The primary initiative in writing this post is to accept the unexpected changes in our lives and how to be positive. My son was diagnosed with cerebral palsy when he was 12 months old. I could not accept that it had happened to my son. The feeling was heart stabbing.  Moreover, I was in trauma with my mother's loss. There were many sleepless nights in this journey. It took for me, two years to understand what is cerebral palsy. I have come to a phase of life, preparing for the worst is the best. I imagine myself how I react if I was disabled. One of the lessons I have learnt is the value of happiness. Mother's happiness gives immense strength to her children. I try to be happy most of the times. I want to be his inspiration and want to give him the best brought up in facing challenges. So far, I am glad to see my son happily smiling. He is such a joy to care and to teach. Moving forward with his positives, makes life very much elegant.

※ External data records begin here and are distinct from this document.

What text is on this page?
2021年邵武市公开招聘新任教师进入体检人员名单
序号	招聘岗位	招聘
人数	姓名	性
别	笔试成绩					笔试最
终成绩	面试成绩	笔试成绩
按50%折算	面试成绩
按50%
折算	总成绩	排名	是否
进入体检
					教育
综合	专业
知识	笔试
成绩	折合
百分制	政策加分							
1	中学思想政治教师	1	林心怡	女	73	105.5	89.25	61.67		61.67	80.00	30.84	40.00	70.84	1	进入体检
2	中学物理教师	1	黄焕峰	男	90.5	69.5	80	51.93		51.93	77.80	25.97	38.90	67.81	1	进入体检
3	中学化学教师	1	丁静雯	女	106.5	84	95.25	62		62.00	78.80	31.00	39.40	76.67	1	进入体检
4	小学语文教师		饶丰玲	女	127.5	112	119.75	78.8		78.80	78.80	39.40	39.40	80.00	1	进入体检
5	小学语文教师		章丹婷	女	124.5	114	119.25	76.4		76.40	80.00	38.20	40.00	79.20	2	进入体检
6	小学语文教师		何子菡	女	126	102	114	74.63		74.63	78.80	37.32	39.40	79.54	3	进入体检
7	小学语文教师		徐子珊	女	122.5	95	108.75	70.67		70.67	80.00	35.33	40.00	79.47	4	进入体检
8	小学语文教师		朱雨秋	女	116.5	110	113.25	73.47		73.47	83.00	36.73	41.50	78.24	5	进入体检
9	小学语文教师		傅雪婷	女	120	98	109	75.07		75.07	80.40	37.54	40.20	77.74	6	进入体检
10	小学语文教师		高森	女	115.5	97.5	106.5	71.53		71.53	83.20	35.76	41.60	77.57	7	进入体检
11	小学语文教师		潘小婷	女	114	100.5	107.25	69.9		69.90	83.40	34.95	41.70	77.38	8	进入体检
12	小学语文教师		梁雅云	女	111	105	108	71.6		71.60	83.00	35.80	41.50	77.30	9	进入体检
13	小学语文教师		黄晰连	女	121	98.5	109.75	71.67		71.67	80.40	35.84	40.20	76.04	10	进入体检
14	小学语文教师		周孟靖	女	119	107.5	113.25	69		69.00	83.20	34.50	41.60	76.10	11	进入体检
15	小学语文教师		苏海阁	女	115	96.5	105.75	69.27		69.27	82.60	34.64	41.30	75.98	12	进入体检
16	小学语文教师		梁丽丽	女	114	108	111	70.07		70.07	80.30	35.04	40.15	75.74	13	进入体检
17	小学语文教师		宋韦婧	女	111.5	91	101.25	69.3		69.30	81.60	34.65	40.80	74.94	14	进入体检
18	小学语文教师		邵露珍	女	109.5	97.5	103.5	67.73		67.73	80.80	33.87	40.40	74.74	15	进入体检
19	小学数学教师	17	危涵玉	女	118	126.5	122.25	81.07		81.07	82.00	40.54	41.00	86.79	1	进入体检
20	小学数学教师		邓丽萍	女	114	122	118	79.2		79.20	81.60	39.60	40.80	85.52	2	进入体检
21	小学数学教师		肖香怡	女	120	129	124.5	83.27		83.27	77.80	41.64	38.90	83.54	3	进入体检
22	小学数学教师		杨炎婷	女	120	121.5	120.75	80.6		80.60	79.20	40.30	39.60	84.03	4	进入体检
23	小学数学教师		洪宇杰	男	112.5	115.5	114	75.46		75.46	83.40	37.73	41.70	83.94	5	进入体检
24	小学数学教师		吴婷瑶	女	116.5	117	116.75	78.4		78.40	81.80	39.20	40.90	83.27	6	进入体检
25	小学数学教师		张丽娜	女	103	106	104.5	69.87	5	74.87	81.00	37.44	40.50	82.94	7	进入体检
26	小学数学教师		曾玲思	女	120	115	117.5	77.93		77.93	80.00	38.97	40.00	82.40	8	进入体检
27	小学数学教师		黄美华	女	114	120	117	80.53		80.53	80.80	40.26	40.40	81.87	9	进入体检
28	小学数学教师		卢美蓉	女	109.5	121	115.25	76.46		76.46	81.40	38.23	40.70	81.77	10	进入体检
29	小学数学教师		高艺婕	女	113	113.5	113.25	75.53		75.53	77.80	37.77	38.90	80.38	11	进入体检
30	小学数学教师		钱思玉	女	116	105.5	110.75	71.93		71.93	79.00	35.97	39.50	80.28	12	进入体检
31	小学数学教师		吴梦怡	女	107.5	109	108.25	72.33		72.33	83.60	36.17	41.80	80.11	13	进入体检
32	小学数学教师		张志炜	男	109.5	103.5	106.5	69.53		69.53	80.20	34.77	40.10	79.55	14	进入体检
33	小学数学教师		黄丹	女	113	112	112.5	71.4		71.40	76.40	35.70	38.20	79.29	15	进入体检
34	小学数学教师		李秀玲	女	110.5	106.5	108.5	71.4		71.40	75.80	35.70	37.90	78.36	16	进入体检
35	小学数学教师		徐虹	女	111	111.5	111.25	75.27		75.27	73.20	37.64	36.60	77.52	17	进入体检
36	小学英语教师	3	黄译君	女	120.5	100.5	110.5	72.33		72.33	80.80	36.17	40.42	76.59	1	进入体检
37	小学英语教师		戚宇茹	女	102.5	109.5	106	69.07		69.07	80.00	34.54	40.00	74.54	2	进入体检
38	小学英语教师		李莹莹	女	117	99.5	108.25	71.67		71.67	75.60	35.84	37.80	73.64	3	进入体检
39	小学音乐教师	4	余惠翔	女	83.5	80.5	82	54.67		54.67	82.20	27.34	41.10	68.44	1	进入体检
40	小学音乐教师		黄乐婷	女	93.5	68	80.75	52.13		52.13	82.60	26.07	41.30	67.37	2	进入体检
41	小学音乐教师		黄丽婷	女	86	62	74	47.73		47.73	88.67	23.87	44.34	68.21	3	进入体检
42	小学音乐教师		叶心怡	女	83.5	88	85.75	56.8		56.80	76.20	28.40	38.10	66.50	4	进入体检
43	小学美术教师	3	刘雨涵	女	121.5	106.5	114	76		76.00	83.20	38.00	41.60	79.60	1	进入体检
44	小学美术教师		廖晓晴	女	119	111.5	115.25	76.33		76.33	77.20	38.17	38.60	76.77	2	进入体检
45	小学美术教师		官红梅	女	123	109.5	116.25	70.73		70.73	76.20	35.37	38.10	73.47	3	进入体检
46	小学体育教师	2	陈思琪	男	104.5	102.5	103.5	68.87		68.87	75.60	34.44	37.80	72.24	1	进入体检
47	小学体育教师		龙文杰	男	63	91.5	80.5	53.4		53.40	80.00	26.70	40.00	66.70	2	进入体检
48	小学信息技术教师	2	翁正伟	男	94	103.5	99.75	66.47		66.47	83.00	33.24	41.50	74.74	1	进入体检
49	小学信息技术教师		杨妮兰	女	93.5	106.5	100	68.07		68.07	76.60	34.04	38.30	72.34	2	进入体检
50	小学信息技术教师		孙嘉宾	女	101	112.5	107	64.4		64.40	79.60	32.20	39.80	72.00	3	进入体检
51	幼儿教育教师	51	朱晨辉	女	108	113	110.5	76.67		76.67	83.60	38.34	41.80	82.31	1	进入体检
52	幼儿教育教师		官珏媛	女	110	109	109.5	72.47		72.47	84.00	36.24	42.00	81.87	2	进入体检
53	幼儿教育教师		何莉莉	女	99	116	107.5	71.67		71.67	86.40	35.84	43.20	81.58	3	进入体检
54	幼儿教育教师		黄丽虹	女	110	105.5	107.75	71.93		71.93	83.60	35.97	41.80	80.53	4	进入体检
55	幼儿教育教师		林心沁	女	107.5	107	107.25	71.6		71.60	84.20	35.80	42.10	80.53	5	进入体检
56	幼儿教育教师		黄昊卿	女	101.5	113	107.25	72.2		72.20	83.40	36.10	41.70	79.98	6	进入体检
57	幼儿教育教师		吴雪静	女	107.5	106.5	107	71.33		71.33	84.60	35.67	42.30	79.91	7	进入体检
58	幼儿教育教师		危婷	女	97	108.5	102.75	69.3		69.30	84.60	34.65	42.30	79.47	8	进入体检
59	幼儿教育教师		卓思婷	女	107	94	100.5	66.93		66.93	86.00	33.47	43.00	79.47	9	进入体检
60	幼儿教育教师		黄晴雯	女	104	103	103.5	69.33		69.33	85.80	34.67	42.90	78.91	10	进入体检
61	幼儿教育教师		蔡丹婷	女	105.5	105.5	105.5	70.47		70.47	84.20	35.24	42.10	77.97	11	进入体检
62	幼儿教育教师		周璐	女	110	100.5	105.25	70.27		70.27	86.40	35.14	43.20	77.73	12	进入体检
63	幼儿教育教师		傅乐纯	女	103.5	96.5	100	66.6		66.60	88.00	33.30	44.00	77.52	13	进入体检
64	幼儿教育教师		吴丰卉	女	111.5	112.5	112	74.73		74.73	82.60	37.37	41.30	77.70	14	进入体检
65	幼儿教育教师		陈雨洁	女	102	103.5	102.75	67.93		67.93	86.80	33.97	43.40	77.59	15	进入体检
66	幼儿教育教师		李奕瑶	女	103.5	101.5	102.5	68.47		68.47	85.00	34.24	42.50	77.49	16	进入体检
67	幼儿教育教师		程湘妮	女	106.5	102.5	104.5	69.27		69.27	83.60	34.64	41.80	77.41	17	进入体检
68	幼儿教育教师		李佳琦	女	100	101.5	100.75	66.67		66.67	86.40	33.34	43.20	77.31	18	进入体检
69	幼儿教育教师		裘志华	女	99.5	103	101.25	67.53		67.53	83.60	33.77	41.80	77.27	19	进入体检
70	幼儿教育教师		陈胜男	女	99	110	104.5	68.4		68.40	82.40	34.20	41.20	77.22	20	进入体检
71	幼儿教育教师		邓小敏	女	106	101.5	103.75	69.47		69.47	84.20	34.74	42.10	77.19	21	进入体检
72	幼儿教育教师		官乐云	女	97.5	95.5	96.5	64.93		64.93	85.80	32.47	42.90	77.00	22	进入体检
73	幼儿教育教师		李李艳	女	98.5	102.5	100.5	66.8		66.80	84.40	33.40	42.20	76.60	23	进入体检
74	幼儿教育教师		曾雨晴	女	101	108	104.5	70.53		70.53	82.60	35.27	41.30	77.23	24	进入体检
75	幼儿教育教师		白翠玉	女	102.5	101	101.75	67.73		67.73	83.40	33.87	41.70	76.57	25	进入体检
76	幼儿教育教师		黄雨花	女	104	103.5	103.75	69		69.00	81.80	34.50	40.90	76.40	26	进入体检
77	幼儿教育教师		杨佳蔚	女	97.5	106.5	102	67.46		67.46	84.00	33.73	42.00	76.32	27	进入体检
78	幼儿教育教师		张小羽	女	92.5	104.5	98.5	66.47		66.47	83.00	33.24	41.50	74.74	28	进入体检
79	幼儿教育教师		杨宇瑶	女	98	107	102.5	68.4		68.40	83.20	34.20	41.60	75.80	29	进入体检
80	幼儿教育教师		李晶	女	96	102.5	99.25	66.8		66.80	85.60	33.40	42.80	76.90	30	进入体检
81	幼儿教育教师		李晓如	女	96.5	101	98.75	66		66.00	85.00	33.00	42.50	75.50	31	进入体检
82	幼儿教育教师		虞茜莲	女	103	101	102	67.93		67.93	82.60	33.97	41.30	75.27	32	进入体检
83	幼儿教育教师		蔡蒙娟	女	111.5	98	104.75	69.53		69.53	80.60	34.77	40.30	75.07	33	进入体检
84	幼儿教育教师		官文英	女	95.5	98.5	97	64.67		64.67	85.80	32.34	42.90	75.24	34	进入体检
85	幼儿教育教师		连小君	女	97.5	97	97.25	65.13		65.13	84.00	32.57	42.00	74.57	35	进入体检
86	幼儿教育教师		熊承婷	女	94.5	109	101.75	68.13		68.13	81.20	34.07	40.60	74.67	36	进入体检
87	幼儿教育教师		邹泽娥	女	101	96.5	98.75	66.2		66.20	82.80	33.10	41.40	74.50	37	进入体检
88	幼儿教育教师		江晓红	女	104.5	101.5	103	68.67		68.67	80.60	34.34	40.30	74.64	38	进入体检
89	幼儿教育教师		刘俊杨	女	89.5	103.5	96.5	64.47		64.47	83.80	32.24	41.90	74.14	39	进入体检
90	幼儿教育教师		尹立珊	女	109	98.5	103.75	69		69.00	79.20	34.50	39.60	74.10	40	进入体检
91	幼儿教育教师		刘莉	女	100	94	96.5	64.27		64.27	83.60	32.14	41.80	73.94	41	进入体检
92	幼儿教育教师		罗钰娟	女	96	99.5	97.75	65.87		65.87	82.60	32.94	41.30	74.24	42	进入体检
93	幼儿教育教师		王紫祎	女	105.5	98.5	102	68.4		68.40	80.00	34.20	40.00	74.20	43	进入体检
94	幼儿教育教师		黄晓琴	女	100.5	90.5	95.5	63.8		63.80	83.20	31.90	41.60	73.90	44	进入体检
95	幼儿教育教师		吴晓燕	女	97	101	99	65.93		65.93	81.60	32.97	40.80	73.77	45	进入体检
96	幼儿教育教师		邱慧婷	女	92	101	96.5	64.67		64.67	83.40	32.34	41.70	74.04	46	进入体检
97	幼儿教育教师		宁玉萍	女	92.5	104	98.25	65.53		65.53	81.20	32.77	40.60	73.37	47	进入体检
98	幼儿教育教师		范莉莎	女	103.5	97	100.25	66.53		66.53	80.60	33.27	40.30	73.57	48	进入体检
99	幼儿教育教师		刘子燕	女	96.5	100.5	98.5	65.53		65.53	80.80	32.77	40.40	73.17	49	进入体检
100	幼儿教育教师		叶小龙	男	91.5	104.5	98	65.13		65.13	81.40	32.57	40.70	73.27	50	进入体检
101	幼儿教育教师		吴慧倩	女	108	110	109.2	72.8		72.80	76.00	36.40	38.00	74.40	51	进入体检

It was so hard to take time for myself. I was very much isolated. But during this period I have learned a lot. Although it was hard to step out of the home the world was so transparent to me. Transparency of the world is ignorance, sympathetic and underestimation. 'Mother In Me' has taught me not to care about negative emotions. Sometimes I become blind and deaf to the negative emotions around me. After all, I have just seen 6 Years of motherhood, yet a lot to face.  However, in this journey, I met people with a pure heart and true love too.  The strength and love I get from them are immense. Mother in me changed the perception, how I look at the world.

 So far my journey has lot many hardships,  sacrifices, ignorance, but lessons learnt are plenty. I wouldn't be honest if I say there are no regrets. Regrets are like I should have found the delay in milestones at the earliest, so I could have started the treatment sooner. I should have done my driving test before even having a kid as I know now how important is to be independent with frequent hospital appointments.

Like I said the lessons learnt are plenty.  Now I am in a position to share my views or my experiences with someone who looks after the cerebral palsy child. I enjoy every skill I teach my child. I'm so proud of every milestone he achieved. The awareness about cerebral palsy is very little in all the aspects.  I feel privileged to work on cerebral palsy awareness through my son facebook page. I am glad that my son shows my Mother In Me, through my actions.

Monday 16 January 2017

THE BATTLE OF MOTHERHOOD


This is my first post on this blog. This blog is so special for me, as it has all my emotions that have been structured in the form of posts. I love writing. I feel writing is one of those skills which is emerged from the most extreme emotions that happened in our lives. Here I write about my son who has cerebral palsy. This blog has mixed emotions, lots of hard work, lots of positive attitudes, gaining strength from weak points. And surely this blog isn't for gaining sympathy. My only motive for creating this blog is to stand up as an inspiration for few members at least so that my experience would be helpful for few mothers.



My journey as a mother has turned my life upside down. Not just as a mother, but as a daughter too. On the day my son was born my home filled with relatives and well-wishers not to share our joy but to condolence our mother's sudden demise which was really unexpected and unacceptable for all of our family members.